Ugh. Vicious. I liked the static before-everything initializer that you mentioned - this was explicit and could be documented appropriately as to why it's there. This solution is also fine although I'm a bit worried that, over time, somebody (or some-ai-thing) may have an idea to refactor it back to remove duplicated code...

Copy link
Member

@rmuir rmuir left a comment

Choose a reason for hiding this comment

The reason will be displayed to describe this comment to others. Learn more.

+1 for this fix.

I think there's a possible static detector for this: https://errorprone.info/bugpattern/ClassInitializationDeadlock

Unfortunately the lint is disabled right now, will take a look into it separately and see if we can turn it on / fix others.

@ChrisHegarty
Copy link
Contributor Author

ChrisHegarty commented Oct 9, 2025

This solution is also fine although I'm a bit worried that, over time, somebody (or some-ai-thing) may have an idea to refactor it back to remove duplicated code.

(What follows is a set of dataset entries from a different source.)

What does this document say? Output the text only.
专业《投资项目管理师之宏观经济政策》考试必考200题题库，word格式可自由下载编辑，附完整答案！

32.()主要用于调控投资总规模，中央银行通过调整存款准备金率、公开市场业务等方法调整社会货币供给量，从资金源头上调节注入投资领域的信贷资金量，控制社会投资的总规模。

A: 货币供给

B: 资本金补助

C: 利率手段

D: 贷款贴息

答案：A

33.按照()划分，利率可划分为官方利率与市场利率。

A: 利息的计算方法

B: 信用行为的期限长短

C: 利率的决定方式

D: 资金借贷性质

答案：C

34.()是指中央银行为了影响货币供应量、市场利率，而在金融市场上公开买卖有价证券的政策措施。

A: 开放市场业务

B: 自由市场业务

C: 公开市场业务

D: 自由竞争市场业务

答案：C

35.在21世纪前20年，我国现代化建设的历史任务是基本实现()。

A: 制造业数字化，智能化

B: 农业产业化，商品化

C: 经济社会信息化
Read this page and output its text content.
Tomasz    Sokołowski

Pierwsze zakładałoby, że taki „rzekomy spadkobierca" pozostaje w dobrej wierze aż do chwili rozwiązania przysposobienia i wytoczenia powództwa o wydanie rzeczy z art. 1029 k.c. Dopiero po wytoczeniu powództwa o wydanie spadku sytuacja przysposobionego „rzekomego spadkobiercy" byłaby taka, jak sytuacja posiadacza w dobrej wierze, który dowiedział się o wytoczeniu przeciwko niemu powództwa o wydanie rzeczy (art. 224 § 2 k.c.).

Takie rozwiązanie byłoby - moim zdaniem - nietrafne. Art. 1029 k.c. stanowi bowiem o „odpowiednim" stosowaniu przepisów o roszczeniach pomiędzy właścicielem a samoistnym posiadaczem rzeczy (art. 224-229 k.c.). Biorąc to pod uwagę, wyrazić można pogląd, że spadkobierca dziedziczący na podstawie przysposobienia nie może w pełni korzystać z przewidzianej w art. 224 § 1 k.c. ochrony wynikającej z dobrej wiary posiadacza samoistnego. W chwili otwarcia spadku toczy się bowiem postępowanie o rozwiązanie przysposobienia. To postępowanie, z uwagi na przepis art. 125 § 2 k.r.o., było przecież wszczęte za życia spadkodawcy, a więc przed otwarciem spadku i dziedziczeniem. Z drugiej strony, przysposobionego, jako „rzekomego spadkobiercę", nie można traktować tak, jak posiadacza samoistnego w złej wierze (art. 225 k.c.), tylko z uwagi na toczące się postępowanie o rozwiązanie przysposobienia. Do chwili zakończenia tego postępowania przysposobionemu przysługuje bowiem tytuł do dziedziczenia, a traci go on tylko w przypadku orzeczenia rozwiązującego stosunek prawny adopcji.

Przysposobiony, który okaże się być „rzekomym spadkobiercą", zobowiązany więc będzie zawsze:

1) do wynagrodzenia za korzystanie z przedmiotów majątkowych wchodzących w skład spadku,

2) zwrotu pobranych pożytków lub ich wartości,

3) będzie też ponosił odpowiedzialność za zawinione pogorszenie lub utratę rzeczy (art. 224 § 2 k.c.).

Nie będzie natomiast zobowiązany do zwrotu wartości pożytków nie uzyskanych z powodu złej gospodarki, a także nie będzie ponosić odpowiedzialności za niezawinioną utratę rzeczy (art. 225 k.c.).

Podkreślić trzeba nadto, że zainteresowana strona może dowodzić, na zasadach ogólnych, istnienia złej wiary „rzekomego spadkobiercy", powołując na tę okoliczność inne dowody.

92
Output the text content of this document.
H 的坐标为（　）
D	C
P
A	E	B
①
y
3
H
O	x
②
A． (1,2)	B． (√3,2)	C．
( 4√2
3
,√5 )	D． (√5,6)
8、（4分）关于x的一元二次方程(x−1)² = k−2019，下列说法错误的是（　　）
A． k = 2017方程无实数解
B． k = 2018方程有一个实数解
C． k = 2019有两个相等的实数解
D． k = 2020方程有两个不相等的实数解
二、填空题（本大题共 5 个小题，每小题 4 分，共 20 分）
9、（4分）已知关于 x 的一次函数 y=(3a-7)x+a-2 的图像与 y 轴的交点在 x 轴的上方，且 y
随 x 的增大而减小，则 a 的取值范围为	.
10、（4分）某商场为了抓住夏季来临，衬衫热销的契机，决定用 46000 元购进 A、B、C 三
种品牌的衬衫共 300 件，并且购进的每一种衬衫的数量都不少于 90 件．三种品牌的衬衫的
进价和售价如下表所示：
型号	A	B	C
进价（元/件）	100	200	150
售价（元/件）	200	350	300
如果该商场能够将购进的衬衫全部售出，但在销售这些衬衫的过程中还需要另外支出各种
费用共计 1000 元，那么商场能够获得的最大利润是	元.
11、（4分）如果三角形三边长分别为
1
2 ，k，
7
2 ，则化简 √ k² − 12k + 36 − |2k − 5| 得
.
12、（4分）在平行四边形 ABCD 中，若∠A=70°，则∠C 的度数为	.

A manual test can detect this trivially, but it needs to run independently so that it can effectively control the order of which classes get loaded, so is not really suited to our testing infrastructure. I think the static detector that Robert mentioned above is the way to prevent these things creeping back in.

@dweiss
Copy link
Contributor

dweiss commented Oct 9, 2025

What I meant was this -

  static {
    try {
      MethodHandles.lookup().ensureInitialized(TermsEnum.class);
    } catch (IllegalAccessException e) {
      throw new RuntimeException(e);
    }
  }

but maybe it's too much voodoo.

@ChrisHegarty
Copy link
Contributor Author

but maybe it's too much voodoo.

Yeah, I consider it too much voodoo to add in our source base, given that the source code change is so trivial.

I add a comment in the code which notes to not refactor this class in such a way that can break things. This should be enough until we get the static analysis.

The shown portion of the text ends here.